Edgardo nunca hablaba de
lo que la dictadura le había hecho. Pero un día, un único día, quién sabe por
qué, me contó muy escuetamente parte de su historia y un "traslado".
Fue un día de 1980 y todavía lo recuerdo. Edgardo contó sin dramatismo, sin quejarse,
como quien cuenta un cuento que le pasó a otro. Sólo al final sus ojos se
pusieron un poco tristes. Lo subieron a
un avión, esposado de pies y manos y lo encadenaron de manos, acostado, al piso del avión, avión al que le habían
sacado los asientos. “Tuve suerte” me dijo. Porque no lo lanzaron vivo al Río
de la Plata, como era “costumbre” de la dictadura, sino que lo trasladaron de Buenos Aires a
Córdoba. De un campo de concentración a otro.

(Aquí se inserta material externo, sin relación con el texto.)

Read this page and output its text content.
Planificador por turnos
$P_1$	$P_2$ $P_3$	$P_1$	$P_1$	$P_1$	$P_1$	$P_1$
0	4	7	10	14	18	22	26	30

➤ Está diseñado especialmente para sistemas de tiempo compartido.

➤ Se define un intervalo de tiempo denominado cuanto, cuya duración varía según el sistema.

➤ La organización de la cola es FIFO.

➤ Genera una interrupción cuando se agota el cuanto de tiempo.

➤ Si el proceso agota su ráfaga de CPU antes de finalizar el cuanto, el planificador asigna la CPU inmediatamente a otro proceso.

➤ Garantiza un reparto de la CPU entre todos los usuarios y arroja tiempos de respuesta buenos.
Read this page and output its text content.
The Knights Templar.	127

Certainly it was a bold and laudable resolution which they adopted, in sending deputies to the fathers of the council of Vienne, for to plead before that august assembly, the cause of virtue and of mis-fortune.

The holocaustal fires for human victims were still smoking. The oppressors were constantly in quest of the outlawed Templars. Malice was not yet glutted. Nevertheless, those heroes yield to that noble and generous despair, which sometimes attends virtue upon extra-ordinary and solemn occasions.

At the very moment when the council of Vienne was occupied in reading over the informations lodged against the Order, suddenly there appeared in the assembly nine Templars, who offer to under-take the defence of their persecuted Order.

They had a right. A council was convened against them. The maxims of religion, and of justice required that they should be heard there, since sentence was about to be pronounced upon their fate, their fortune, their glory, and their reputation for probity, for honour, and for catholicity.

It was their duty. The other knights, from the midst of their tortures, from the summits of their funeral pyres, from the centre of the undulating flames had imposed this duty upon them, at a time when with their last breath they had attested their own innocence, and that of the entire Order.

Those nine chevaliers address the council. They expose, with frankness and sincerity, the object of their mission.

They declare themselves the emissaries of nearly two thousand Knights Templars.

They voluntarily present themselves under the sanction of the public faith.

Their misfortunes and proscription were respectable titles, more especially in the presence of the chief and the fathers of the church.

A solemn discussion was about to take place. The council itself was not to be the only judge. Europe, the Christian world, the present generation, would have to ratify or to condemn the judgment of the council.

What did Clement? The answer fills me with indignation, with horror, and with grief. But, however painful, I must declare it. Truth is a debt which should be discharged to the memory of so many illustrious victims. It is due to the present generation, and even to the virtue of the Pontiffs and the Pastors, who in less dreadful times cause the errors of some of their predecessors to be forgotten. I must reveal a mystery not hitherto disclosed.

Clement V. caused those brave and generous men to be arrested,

Edgardo, izquierda, entrevistando a Jorge Gody, dueño junto a
Aura Rivas de la galería "Viva México", Caracas. Fuente: Citlalli Godoy Rivas
Con Edgardo compartíamos la
lucha contra la dictadura argentina. Pero no éramos combatientes políticos, no
pertenecíamos a ninguna organización: éramos militantes de los derechos
humanos. Viajamos juntos a Costa Rica,
en enero de 1981, al Primer Congreso de Familiares de Detenidos-Desaparecidos
de América Latina; trabajamos en la organización y participamos del Segundo
Congreso de Familiares..., realizado en Caracas en noviembre del mismo año y trabajamos en
la Coordinadora Pro Derechos Humanos en Argentina que
funcionaba en Caracas, lugar en donde nos conocimos. Todo ad-honorem,
robándole horas al sueño y poniendo dinero de nuestros bolsillos.
Edgardo hizo, junto con mi
amigo Julio Palavicini, también sobreviviente de la dictadura, menos tristes mis
años de exilio.
Con su moto Vespa viajamos
un día a La Guaira y otro, quiso enseñarme a manejarla, hasta que me estrellé contra
un paredón dañando a la moto, Edgardo ni se inmutó, y cambié de idea. Con
esa moto recorrimos Caracas llevando gacetillas a los periódicos denunciando la
situación argentina. Juntos hicimos artesanías en cuero que nadie quería comprar
e inventamos mil proyectos laborales que nunca pudimos concretar; íbamos a la playa, al cine y al teatro; tomábamos
mate compartiendo esa yerba que tanto costaba conseguir (no había importación)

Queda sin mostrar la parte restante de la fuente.